- Country: United States
- State: Georgia
- County: Baker
- Time zone: UTC-5 (Eastern (EST))
- • Summer (DST): UTC-4 (EDT)
- Area code: 229

= Anna, Georgia =

Anna is an unincorporated community in Baker County, Georgia, United States.

==Geography==
Anna is located on Georgia Route 200/Damascus Road. Jarvis Road, Hudson Road, Ethridge Road, Pine Hill Road, Collins Lane, Willow Nook Road, Hammil Road, and Rentz Bridge Road are just a few of the town's many paved and dirt roads.

==Civil==
Anna had its own post office that was run by Benjamin N. Sanders (postmaster March 2, 1904). It discontinued mail to the Milford post office on May 15, 1905. It currently has a court house and various homes and abandoned structures. One particular building used to be a general store called Gain's Grocery. Rentz Bridge is one of the county's oldest bridges, and is located on Rentz Bridge Road in the community. Modernized in 1956, the bridge runs over the Ichauway Nochaway Creek.

==Churches==
Live Oak Free Will Baptist church is Anna's community church.
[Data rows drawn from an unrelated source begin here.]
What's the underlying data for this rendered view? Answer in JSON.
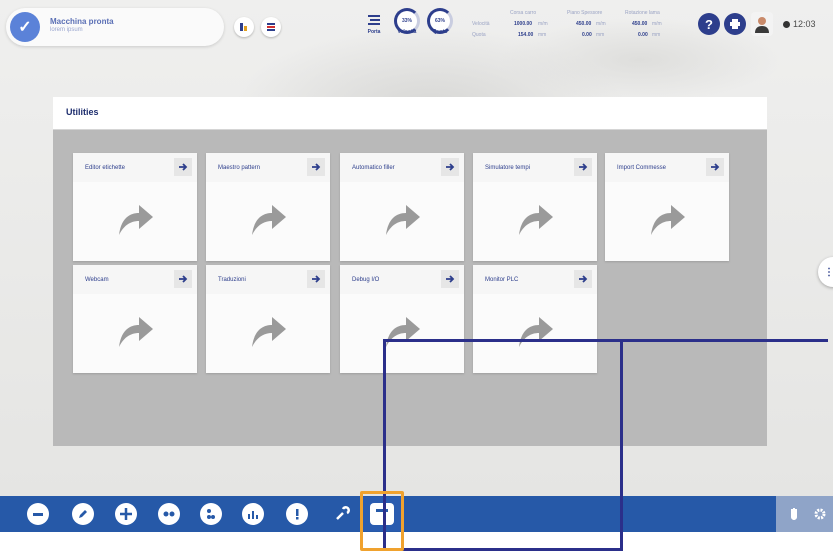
{
  "status": {
    "title": "Macchina pronta",
    "subtitle": "lorem ipsum"
  },
  "gauges": {
    "porta_label": "Porta",
    "velocita_label": "Velocità",
    "velocita_value": "33%",
    "quota_label": "Quota",
    "quota_value": "63%"
  },
  "stats": {
    "headers": [
      "Corsa carro",
      "Piano Spessore",
      "Rotazione lama"
    ],
    "rows": [
      {
        "label": "Velocità",
        "values": [
          "1000.00",
          "450.00",
          "450.00"
        ],
        "unit": "m/m"
      },
      {
        "label": "Quota",
        "values": [
          "154.00",
          "0.00",
          "0.00"
        ],
        "unit": "mm"
      }
    ]
  },
  "clock": "12:03",
  "panel": {
    "title": "Utilities",
    "cards": [
      {
        "label": "Editor etichette"
      },
      {
        "label": "Maestro pattern"
      },
      {
        "label": "Automatico filler"
      },
      {
        "label": "Simulatore tempi"
      },
      {
        "label": "Import Commesse"
      },
      {
        "label": "Webcam"
      },
      {
        "label": "Traduzioni"
      },
      {
        "label": "Debug I/O"
      },
      {
        "label": "Monitor PLC"
      }
    ]
  },
  "taskbar": {
    "items": [
      "minus-icon",
      "edit-icon",
      "move-icon",
      "link-icon",
      "settings-icon",
      "chart-icon",
      "alert-icon",
      "wrench-icon",
      "window-icon"
    ],
    "active": "window-icon"
  },
  "colors": {
    "navy": "#2d3e8c",
    "taskbar": "#2659a8",
    "highlight": "#f0a22e",
    "annotation": "#2b2f8a",
    "panel_bg": "#b9b9b9"
  }
}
It was founded by Warren McDonald and built by Mood Richardson in 1884. In 1908 a second church building was constructed. It had two stories, the second being used for the Woodmen of the World's regular monthly meetings. In 1976 a third church building was erected, where it now sits today. The church got its name from the towering oak trees which stood at the left of the original structure.

==Demographics==
As of 2011 all that remains of Anna is a small farming community.